Para quem vive em países com elevada exposição solar, como o Brasil, o risco de deficiência de vitamina D deveria ser bem baixo, mas não é.  Na verdade, a quantidade de sol que uma região recebe por ano é importante, mas há outros fatores que influenciam na capacidade da pele de produzir vitamina D a partir dos raios UV-B. Exemplos:

– No Oriente Médio, a exposição solar anual é bem elevada, entretanto esta região apresenta altas taxas de carência de vitamina D. O principal motivo é cultural, devido ao costume de se usar roupas compridas, que cobrem toda a superfície corporal, limitando o contato da pele com os raios solares.

A idade é outro fator importante também. Com o passar do anos, a pele vai ficando cada vez menos eficiente em produzir vitamina D, tornado os idosos um grupo com elevado risco para deficiência desta vitamina. Além da baixa eficiência da pele, os idosos costumam ter um consumo mais baixo de vitamina D na dieta, se expõem menos ao sol e muitas vezes passam o dia fechados em casa ou em lares para terceira idade. Em alguns países da Europa, mais de 80% da população idosa apresenta carência de vitamina D. Mesmo no Brasil, estima-se que metade da população idosa sofra de falta de vitamina D.

– Com a maior conscientização da população em relação aos riscos de câncer de pele devido à exagerada exposição solar, é cada vez maior o número de pessoas que evitam tomar banho de sol. Além disso, o uso frequente de protetor solar com elevado fator de proteção bloqueia os raios UV-B, impedindo que os mesmos consigam estimular a produção de vitamina D na pele.

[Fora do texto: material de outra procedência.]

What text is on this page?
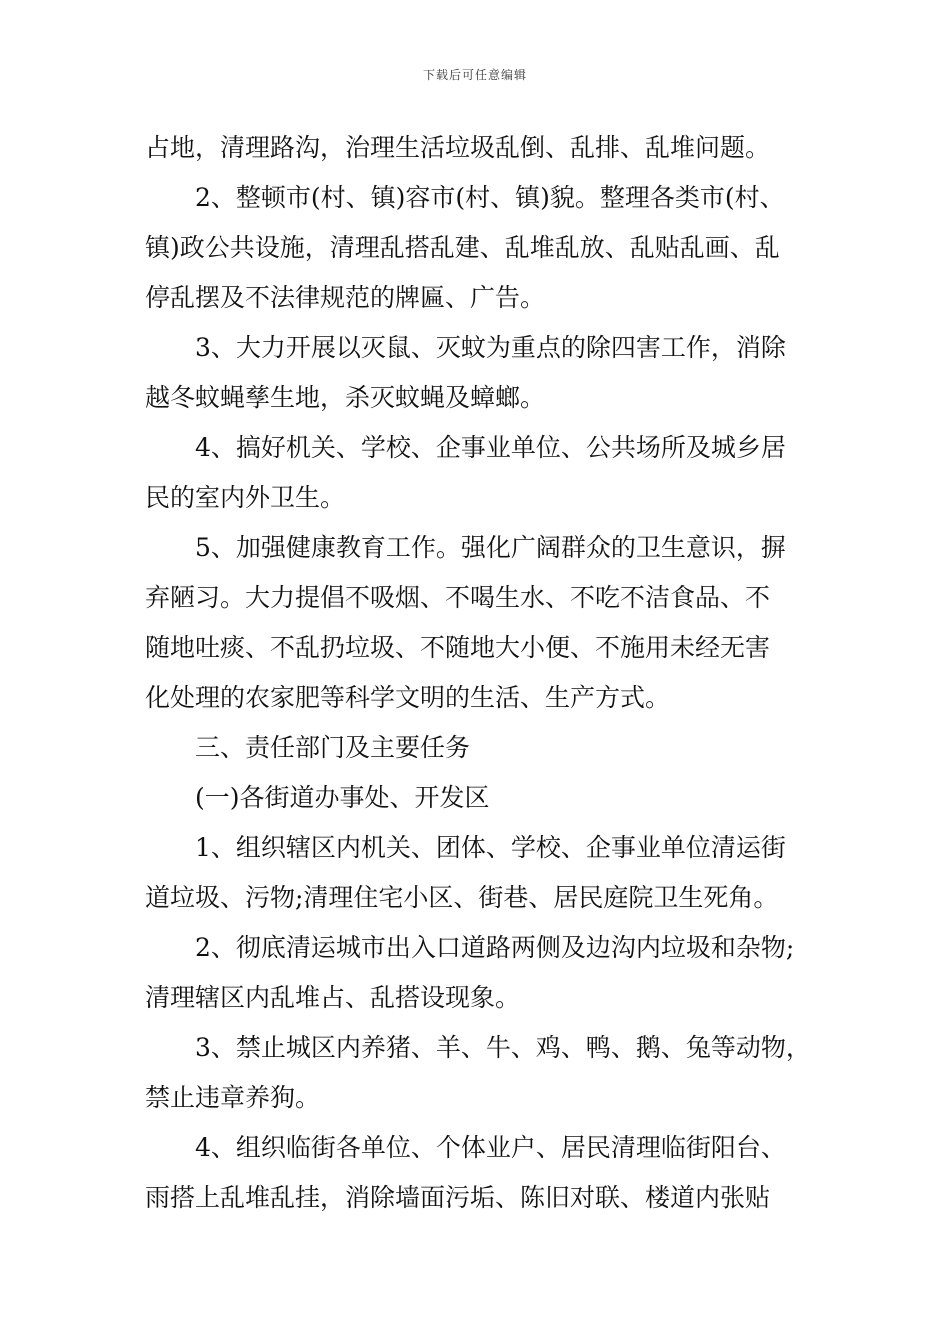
下载后可任意编辑
占地，清理路沟，治理生活垃圾乱倒、乱排、乱堆问题。
2、整顿市(村、镇)容市(村、镇)貌。整理各类市(村、
镇)政公共设施，清理乱搭乱建、乱堆乱放、乱贴乱画、乱
停乱摆及不法律规范的牌匾、广告。
3、大力开展以灭鼠、灭蚊为重点的除四害工作，消除
越冬蚊蝇孳生地，杀灭蚊蝇及蟑螂。
4、搞好机关、学校、企事业单位、公共场所及城乡居
民的室内外卫生。
5、加强健康教育工作。强化广阔群众的卫生意识，摒
弃陋习。大力提倡不吸烟、不喝生水、不吃不洁食品、不
随地吐痰、不乱扔垃圾、不随地大小便、不施用未经无害
化处理的农家肥等科学文明的生活、生产方式。
三、责任部门及主要任务
(一)各街道办事处、开发区
1、组织辖区内机关、团体、学校、企事业单位清运街
道垃圾、污物;清理住宅小区、街巷、居民庭院卫生死角。
2、彻底清运城市出入口道路两侧及边沟内垃圾和杂物;
清理辖区内乱堆占、乱搭设现象。
3、禁止城区内养猪、羊、牛、鸡、鸭、鹅、兔等动物，
禁止违章养狗。
4、组织临街各单位、个体业户、居民清理临街阳台、
雨搭上乱堆乱挂，消除墙面污垢、陈旧对联、楼道内张贴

– A cor da pele é outro importante fator. A melanina, presente em grande quantidade nas pessoas de pele mais escura, é um pigmento que nos protege contra os raios UV-A e UV-B. A melanina é a responsável pela menor incidência de câncer de pele em pessoas negras e pardas. Porém, a melanina não bloqueia só os efeitos maléficos dos raios ultravioleta. Pessoas de pele mais escura precisam ficar mais tempo ao sol para que sua pele produza mesma quantidade de vitamina D que pessoas mais brancas. A falta de vitamina D em negros é muito comum, principalmente naqueles que vivem em países com baixa incidência solar.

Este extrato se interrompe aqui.